Maikel Garcia, SS, Royals
Signed out of Venezuela during the 2016 international free agency period, Garcia had a breakout campaign split between both levels of Class A in 2021. Added to the 40-man roster in November, Garcia ranked 28th on our Royals Top 30. He’s an instinctual player that gets the most of his abilities on both sides of the ball. At the plate he shows plus bat-to-ball skills and mature instincts for pitch identification. He has below-average game power but did make strides in his underlying exit data in 2021. He has the look of a utility infielder that can provide timely hitting and quality at-bats.

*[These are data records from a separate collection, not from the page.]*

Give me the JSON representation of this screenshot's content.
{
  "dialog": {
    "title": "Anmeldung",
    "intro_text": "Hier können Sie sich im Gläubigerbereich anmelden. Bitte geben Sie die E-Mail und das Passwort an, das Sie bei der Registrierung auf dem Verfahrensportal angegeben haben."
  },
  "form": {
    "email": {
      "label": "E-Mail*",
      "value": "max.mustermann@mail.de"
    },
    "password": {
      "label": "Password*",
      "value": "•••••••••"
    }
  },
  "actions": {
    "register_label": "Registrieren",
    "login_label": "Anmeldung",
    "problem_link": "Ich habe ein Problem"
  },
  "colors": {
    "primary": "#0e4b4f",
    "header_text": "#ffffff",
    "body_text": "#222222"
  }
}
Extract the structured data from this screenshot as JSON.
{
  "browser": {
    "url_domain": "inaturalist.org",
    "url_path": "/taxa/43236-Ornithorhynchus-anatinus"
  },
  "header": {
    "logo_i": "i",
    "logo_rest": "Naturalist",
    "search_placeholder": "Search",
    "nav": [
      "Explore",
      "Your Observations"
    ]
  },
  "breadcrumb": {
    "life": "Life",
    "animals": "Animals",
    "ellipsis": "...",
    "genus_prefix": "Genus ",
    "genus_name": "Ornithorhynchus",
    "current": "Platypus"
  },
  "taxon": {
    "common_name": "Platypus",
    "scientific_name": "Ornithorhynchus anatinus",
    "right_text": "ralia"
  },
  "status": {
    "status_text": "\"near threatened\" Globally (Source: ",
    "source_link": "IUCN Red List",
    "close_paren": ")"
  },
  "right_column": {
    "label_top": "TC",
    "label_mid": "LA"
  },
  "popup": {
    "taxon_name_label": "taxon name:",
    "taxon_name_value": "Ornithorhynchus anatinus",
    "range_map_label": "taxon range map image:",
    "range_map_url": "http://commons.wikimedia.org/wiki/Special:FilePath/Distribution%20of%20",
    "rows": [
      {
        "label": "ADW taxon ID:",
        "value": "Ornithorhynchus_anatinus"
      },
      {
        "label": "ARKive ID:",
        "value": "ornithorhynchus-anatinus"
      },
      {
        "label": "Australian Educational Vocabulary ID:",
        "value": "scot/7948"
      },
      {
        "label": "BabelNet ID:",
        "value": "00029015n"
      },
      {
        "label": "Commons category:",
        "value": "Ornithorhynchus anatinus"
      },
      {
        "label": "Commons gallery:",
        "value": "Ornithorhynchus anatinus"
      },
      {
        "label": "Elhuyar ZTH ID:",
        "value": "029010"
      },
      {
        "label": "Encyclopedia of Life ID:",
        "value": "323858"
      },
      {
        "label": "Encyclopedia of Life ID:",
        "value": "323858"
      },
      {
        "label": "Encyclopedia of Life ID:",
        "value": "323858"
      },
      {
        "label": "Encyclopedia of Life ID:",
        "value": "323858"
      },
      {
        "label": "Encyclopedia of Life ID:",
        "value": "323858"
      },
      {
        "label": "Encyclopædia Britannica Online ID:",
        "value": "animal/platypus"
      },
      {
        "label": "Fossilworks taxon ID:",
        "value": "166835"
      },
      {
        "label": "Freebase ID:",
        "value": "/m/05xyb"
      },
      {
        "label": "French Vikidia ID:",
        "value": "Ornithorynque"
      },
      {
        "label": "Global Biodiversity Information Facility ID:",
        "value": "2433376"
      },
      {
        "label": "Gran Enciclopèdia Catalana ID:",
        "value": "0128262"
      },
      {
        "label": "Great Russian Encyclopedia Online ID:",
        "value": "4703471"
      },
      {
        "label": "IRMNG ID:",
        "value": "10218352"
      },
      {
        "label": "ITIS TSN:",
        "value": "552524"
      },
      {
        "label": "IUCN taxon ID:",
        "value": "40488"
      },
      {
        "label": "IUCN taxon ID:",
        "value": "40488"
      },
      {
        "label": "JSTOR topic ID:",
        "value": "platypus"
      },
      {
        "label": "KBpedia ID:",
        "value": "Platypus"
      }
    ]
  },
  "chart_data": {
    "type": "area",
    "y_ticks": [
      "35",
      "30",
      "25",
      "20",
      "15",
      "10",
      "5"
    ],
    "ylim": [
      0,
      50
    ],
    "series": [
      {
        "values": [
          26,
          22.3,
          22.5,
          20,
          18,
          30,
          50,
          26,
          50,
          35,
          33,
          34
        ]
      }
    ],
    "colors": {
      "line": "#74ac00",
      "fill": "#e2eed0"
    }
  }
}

Matt Vierling, OF, Phillies
Regardless of how the rest of the offseason plays out for the Phillies, Vierling likely played his way into the picture for everyday at-bats in 2022. He rose from Double-A to the majors before the end of the 2021 season and made starts in important games down the stretch. Vierling added power during the 2020 shutdown and it showed in games during the 2021 campaign. In fact, Vierling posted the best overall exit data of any player on this list. However, it’s not the increased power that earned the outfielder inclusion on this list, but his advanced plate discipline and plus bat-to-ball skills. Without a ton of depth in the outfield at the major league level, Vierling is positioned to contribute in a big way in 2022.